Mornings are a good time to stand outside and enjoy the silence and then to putter about, straighten things up, put the dishes away, turn to some random Mozart on the Idagio app, and enjoy that first steaming cup of coffee and the coolness of the air.  On mornings like this you need to relish the moment and let all of the senses run free.  I’ll be more tired than normal tonight, for sure, but for now I will enjoy the quiet of the morning.   

Early Birds

I’ve always been an early bird.  I wake up at the crack of dawn as a matter of course.  On most Saturdays and Sundays, I try to roll over and get a bit more sleep.  This morning, though, I saw the early morning sunlight lancing through the slats on our blinds and had the opposite impulse — so I got up and got ready to head out for a walk.

IMG_2397When you’re out for an early morning stroll, there’s no need to primp.  You’re not going to run into anyone at 6 a.m.  A ratty t-shirt and old shorts will do just fine, and don’t worry about totally eliminating that bed head, either.  Drag your fingers through your sorry excuse for a coiff, try to pat down the more egregious hair eruptions, and get going.

One nice thing about the early morning hours:  during the high summer days in the Midwest, when the daytime temperatures can reach the 90s as has been the case recently, they’re one of the few reasonable walking times of the day.  This morning there was still a delightful whiff of lingering nighttime coolness in the air, not yet burned to a crisp by the blazing sun and throttled by the steamy humidity that will be coming soon enough.  Simply breathing was a pleasure, and a few deep gulps of the fresh air tasted wonderful.

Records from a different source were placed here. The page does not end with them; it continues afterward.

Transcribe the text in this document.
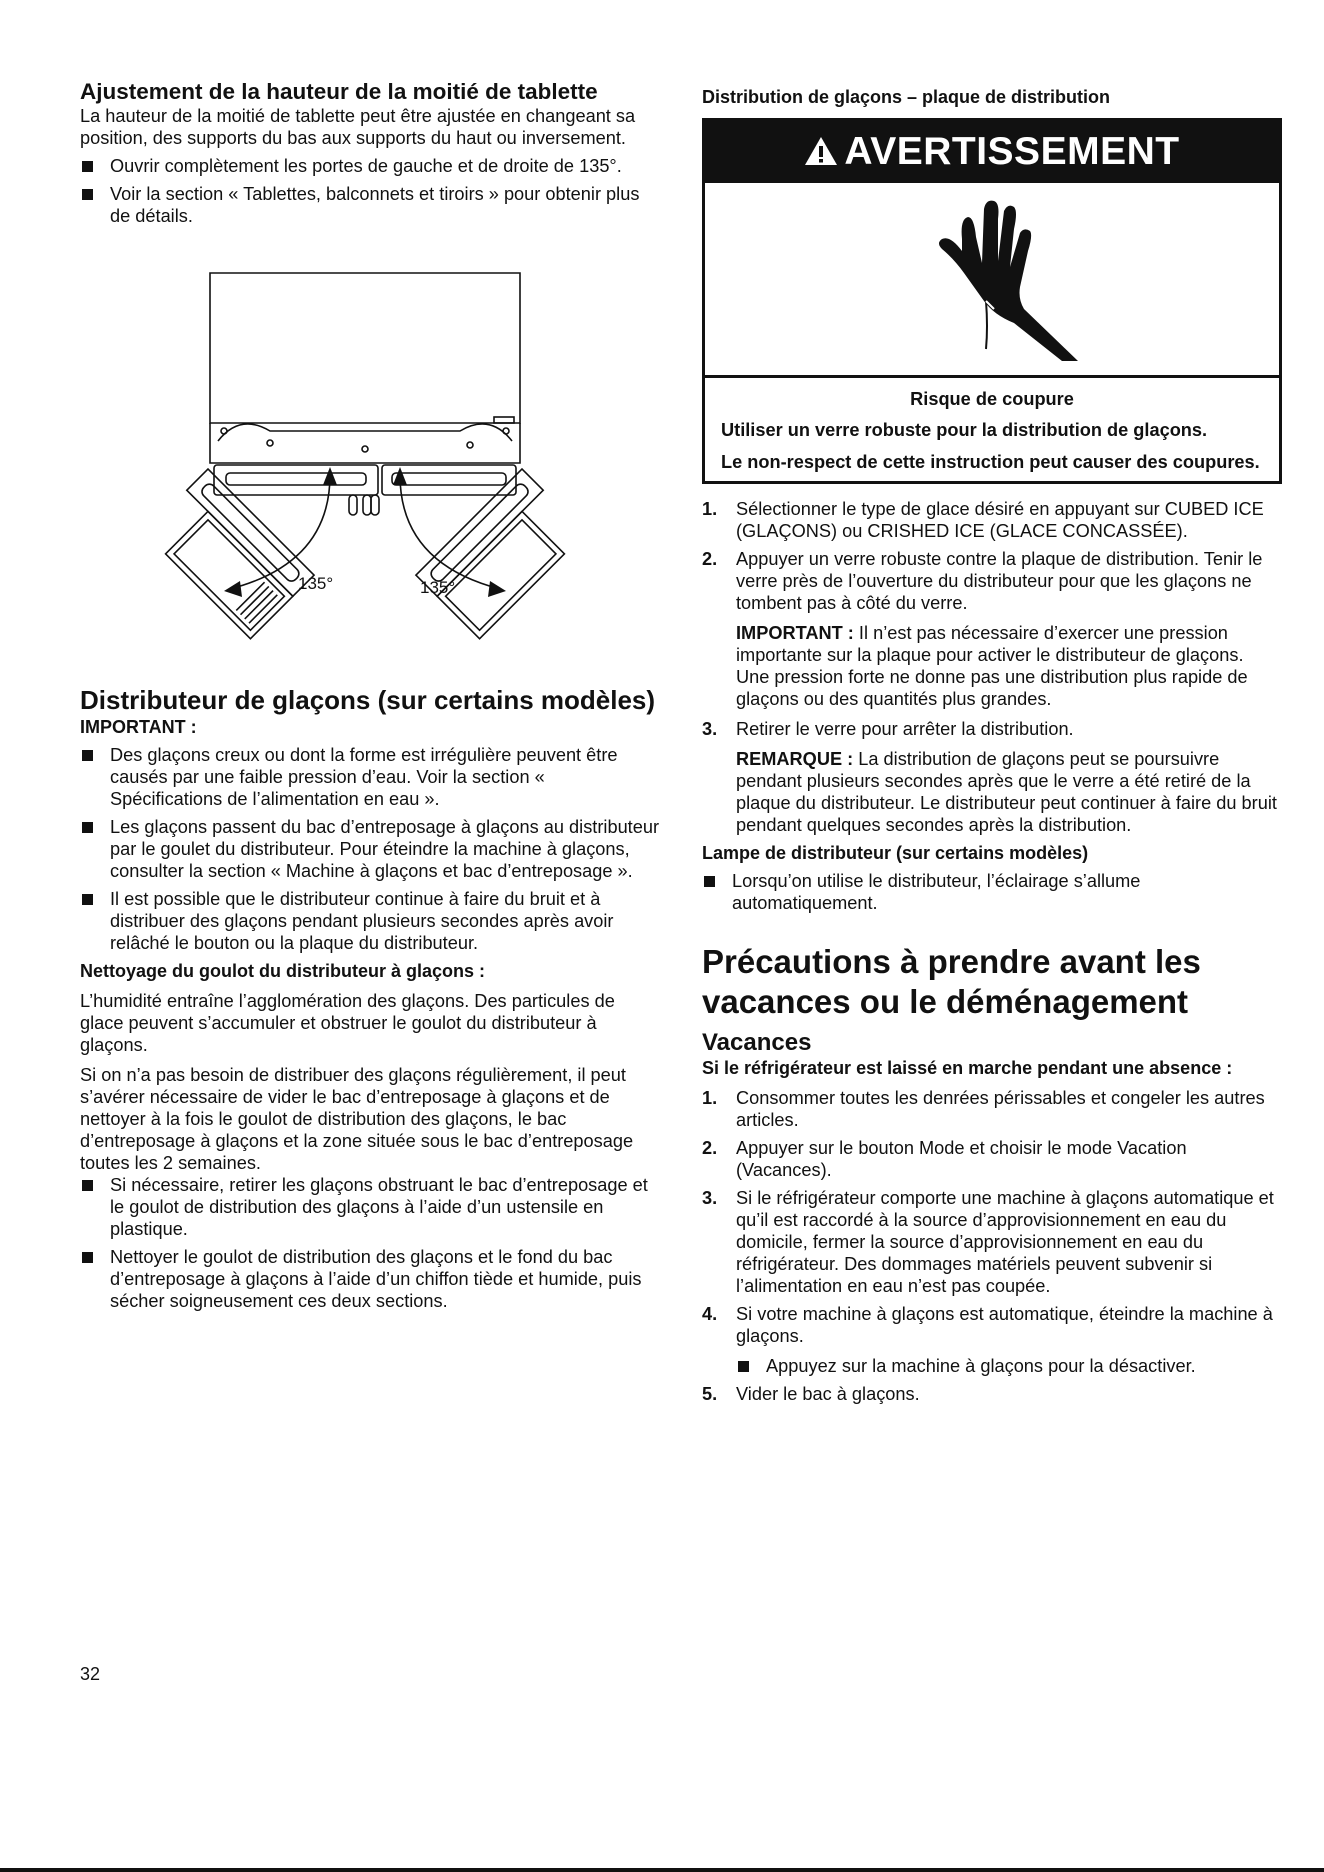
Ajustement de la hauteur de la moitié de tablette

La hauteur de la moitié de tablette peut être ajustée en changeant sa position, des supports du bas aux supports du haut ou inversement.

Ouvrir complètement les portes de gauche et de droite de 135°.
Voir la section « Tablettes, balconnets et tiroirs » pour obtenir plus de détails.
135°	135°
Distributeur de glaçons (sur certains modèles)
IMPORTANT :
Des glaçons creux ou dont la forme est irrégulière peuvent être causés par une faible pression d’eau. Voir la section « Spécifications de l’alimentation en eau ».
Les glaçons passent du bac d’entreposage à glaçons au distributeur par le goulet du distributeur. Pour éteindre la machine à glaçons, consulter la section « Machine à glaçons et bac d’entreposage ».
Il est possible que le distributeur continue à faire du bruit et à distribuer des glaçons pendant plusieurs secondes après avoir relâché le bouton ou la plaque du distributeur.
Nettoyage du goulot du distributeur à glaçons :

L’humidité entraîne l’agglomération des glaçons. Des particules de glace peuvent s’accumuler et obstruer le goulot du distributeur à glaçons.

Si on n’a pas besoin de distribuer des glaçons régulièrement, il peut s’avérer nécessaire de vider le bac d’entreposage à glaçons et de nettoyer à la fois le goulot de distribution des glaçons, le bac d’entreposage à glaçons et la zone située sous le bac d’entreposage toutes les 2 semaines.

Si nécessaire, retirer les glaçons obstruant le bac d’entreposage et le goulot de distribution des glaçons à l’aide d’un ustensile en plastique.
Nettoyer le goulot de distribution des glaçons et le fond du bac d’entreposage à glaçons à l’aide d’un chiffon tiède et humide, puis sécher soigneusement ces deux sections.
Distribution de glaçons – plaque de distribution
AVERTISSEMENT
Risque de coupure
Utiliser un verre robuste pour la distribution de glaçons.
Le non-respect de cette instruction peut causer des coupures.
1. Sélectionner le type de glace désiré en appuyant sur CUBED ICE (GLAÇONS) ou CRISHED ICE (GLACE CONCASSÉE).
2. Appuyer un verre robuste contre la plaque de distribution. Tenir le verre près de l’ouverture du distributeur pour que les glaçons ne tombent pas à côté du verre.
IMPORTANT : Il n’est pas nécessaire d’exercer une pression importante sur la plaque pour activer le distributeur de glaçons. Une pression forte ne donne pas une distribution plus rapide de glaçons ou des quantités plus grandes.
3. Retirer le verre pour arrêter la distribution.
REMARQUE : La distribution de glaçons peut se poursuivre pendant plusieurs secondes après que le verre a été retiré de la plaque du distributeur. Le distributeur peut continuer à faire du bruit pendant quelques secondes après la distribution.
Lampe de distributeur (sur certains modèles)
Lorsqu’on utilise le distributeur, l’éclairage s’allume automatiquement.
Précautions à prendre avant les vacances ou le déménagement
Vacances
Si le réfrigérateur est laissé en marche pendant une absence :
1. Consommer toutes les denrées périssables et congeler les autres articles.
2. Appuyer sur le bouton Mode et choisir le mode Vacation (Vacances).
3. Si le réfrigérateur comporte une machine à glaçons automatique et qu’il est raccordé à la source d’approvisionnement en eau du domicile, fermer la source d’approvisionnement en eau du réfrigérateur. Des dommages matériels peuvent subvenir si l’alimentation en eau n’est pas coupée.
4. Si votre machine à glaçons est automatique, éteindre la machine à glaçons.
Appuyez sur la machine à glaçons pour la désactiver.
5. Vider le bac à glaçons.
32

As I took my lap around Schiller Park, the robins were out on the lawns, hopping and hunting for worms with their sharp-eyed, birdlike intensity.  The duck pond was swarming with ducks and geese, and some of the adventurous fowl mysteriously decided to march across the street, apparently in search of food.  For the birds among us, it was time to be out and about, even if most of the sleepy human world was still fast asleep.

This morning, it felt good to be one of the early birds.

Dock Chair Of Solitude

If, like me, you are an early riser, you are used to moving around in the dim, dark, pre-dawn hours.  Those moments often offer the early bird a special solitude, and an unmatched opportunity for quiet, rewarding contemplation.

When you are in a remote place, like Lake Temagami, the sense of peaceful tranquility found in these early morning hours is multiplied tenfold.  A casually placed canvas chair on a dock becomes an irresistible perch where you can drink in the pure air, admire the crystalline sliver of the crescent moon far above, and watch the sky gradually turn from black, to charcoal, to deep blue.

I used that perch, and I thought no great thoughts on this quiet morning — but I did come away with a wonderful and satisfying sense of inner calm.